Tuesday, March 31, 2015

UFC's Lawsuit Against New York Dismissed


The federal lawsuit filed by Zuffa LLC against the State Attorney General, a suit that was meant to strike down the statute that kept MMA competitions out of New York, was dismissed today by presiding Judge Kimba Wood on the grounds that Zuffa lacked sufficient standing for the suit.

The legal tenet of "standing" centers around the idea that a plaintiff bringing a suit must somehow be aggrieved by the law in question. In this instance, because the UFC never had a show shut down by the State and no such shutdown was imminent, Judge Wood ruled that that necessary element did not exist.

Once seen as the greatest hope MMA supporters had of getting sanctioned fights into state - where such events had been banned since 1997 via the "Combative Sports Law" - the suit was initially a challenge on First Amendment grounds, with the notion put forth that professional MMA events had a "message" and were therefore a form of protected speech. Over time, and over the course of motions by the Attorney General's Office and rulings by Judge Wood, the focus of the challenge changed to one that argued that the law, as it had been applied through the years, was too vague - which is another violation of the Constitution. Evidence had been gathered in that regard, and Motions to Dismiss utilizing that gathered evidence were filed by both sides in late August of 2014. Today's ruling by Judge Wood was the result of the State's motion.

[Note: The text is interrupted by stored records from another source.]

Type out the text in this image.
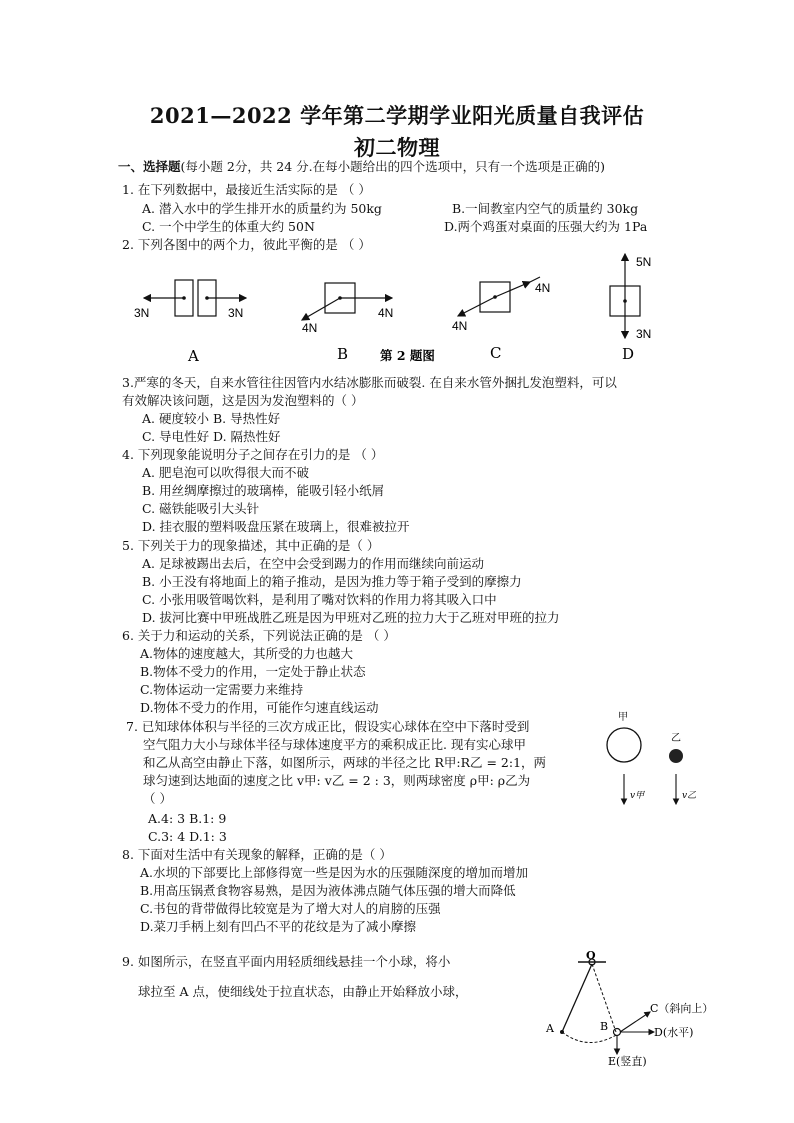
2021—2022 学年第二学期学业阳光质量自我评估
初二物理
一、选择题(每小题 2分，共 24 分.在每小题给出的四个选项中，只有一个选项是正确的)
1. 在下列数据中，最接近生活实际的是 （ ）
A. 潜入水中的学生排开水的质量约为 50kg	B.一间教室内空气的质量约 30kg
C. 一个中学生的体重大约 50N	D.两个鸡蛋对桌面的压强大约为 1Pa
2. 下列各图中的两个力，彼此平衡的是 （ ）
3N	3N
A
4N
4N
B	第 2 题图
4N
4N
C
5N
3N
D
3.严寒的冬天，自来水管往往因管内水结冰膨胀而破裂. 在自来水管外捆扎发泡塑料，可以
有效解决该问题，这是因为发泡塑料的（ ）
A. 硬度较小 B. 导热性好
C. 导电性好 D. 隔热性好
4. 下列现象能说明分子之间存在引力的是 （ ）
A. 肥皂泡可以吹得很大而不破
B. 用丝绸摩擦过的玻璃棒，能吸引轻小纸屑
C. 磁铁能吸引大头针
D. 挂衣服的塑料吸盘压紧在玻璃上，很难被拉开
5. 下列关于力的现象描述，其中正确的是（ ）
A. 足球被踢出去后，在空中会受到踢力的作用而继续向前运动
B. 小王没有将地面上的箱子推动，是因为推力等于箱子受到的摩擦力
C. 小张用吸管喝饮料，是利用了嘴对饮料的作用力将其吸入口中
D. 拔河比赛中甲班战胜乙班是因为甲班对乙班的拉力大于乙班对甲班的拉力
6. 关于力和运动的关系，下列说法正确的是 （ ）
A.物体的速度越大，其所受的力也越大
B.物体不受力的作用，一定处于静止状态
C.物体运动一定需要力来维持
D.物体不受力的作用，可能作匀速直线运动
7. 已知球体体积与半径的三次方成正比，假设实心球体在空中下落时受到
空气阻力大小与球体半径与球体速度平方的乘积成正比. 现有实心球甲
和乙从高空由静止下落，如图所示，两球的半径之比 R甲:R乙 = 2:1，两
球匀速到达地面的速度之比 v甲: v乙 = 2 : 3，则两球密度 ρ甲: ρ乙为
（ ）
A.4: 3 B.1: 9
C.3: 4 D.1: 3
甲
乙
v甲	v乙
8. 下面对生活中有关现象的解释，正确的是（ ）
A.水坝的下部要比上部修得宽一些是因为水的压强随深度的增加而增加
B.用高压锅煮食物容易熟，是因为液体沸点随气体压强的增大而降低
C.书包的背带做得比较宽是为了增大对人的肩膀的压强
D.菜刀手柄上刻有凹凸不平的花纹是为了减小摩擦
9. 如图所示，在竖直平面内用轻质细线悬挂一个小球，将小
球拉至 A 点，使细线处于拉直状态，由静止开始释放小球，
O
A	B
C（斜向上）
D(水平)
E(竖直)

Some key quotes from Judge Wood's ruling include:
  • "...[T]he record contains no evidence that any of the stipulating Plaintiffs — Gina Carano, Frankie Edgar, Matt Hammill, Danielle Hobeika, Beth Hurrle, Donna Hurle, Jon Jones, Steve Kardian, Joseph Lozito, Erik Owings, Chris Reitz, Jennifer Santiago, and Brian Stann — has suffered an injury in fact caused by Defendants and redressable by the Court."
  • "The question, however, is not whether Plaintiffs are, in some general sense, part of the population that the Ban 'regulates'; it is whether Plaintiffs have suffered an injury from the actual or imminent application of the Ban to their specific involvement with sanctioned professional MMA, professional MMA held on tribal land, or amateur MMA."
  • "To establish an imminent threat of prosecution, the non-stipulating Plaintiffs must submit evidence of their concrete plans to organize and promote the three types of MMA performances listed above, and must demonstrate that enforcement of the Ban against those plans is certainly impending, or at least a substantial risk... The non-stipulating Plaintiffs have failed to make that showing for any of their remaining as-applied vagueness claims."
  • "Before this suit was filed, Zuffa appears to have inquired only about sanctioned professional MMA in the abstract, and not about a particular event. [The New York State Athletic Commission's] statement that such generalized conduct would be illegal, without some additional targeting of Zuffa in particular, would not constitute an imminent threat of prosecution."
While today's dismissal is certainly not an outcome Zuffa wanted, it may not mean the end of the case. In her ruling, Judge Wood made clear that any events supporting the vagueness claim that had occurred after the suit was filed (for example, the State flip-flopping in court on whether third-party sanctioning is allowed) could not be considered; they could, however, be considered in a new action. Judge Wood also suggested that a suit could be filed in state court.

The outcome of this lawsuit has little bearing on the legislative fight presently underway in Albany. In fact, one aspect of the lawsuit has without question helped the cause: In a filing early on, the State Attorney General admitted that the Combative Sports Law does not ban amateur MMA events. The subsequent proliferation of such events - none of which are sanctioned by the State - has helped shaped Zuffa's lobbying message, with the argument being that the ban needs to be lifted so the athletic commission can make amateur events safer.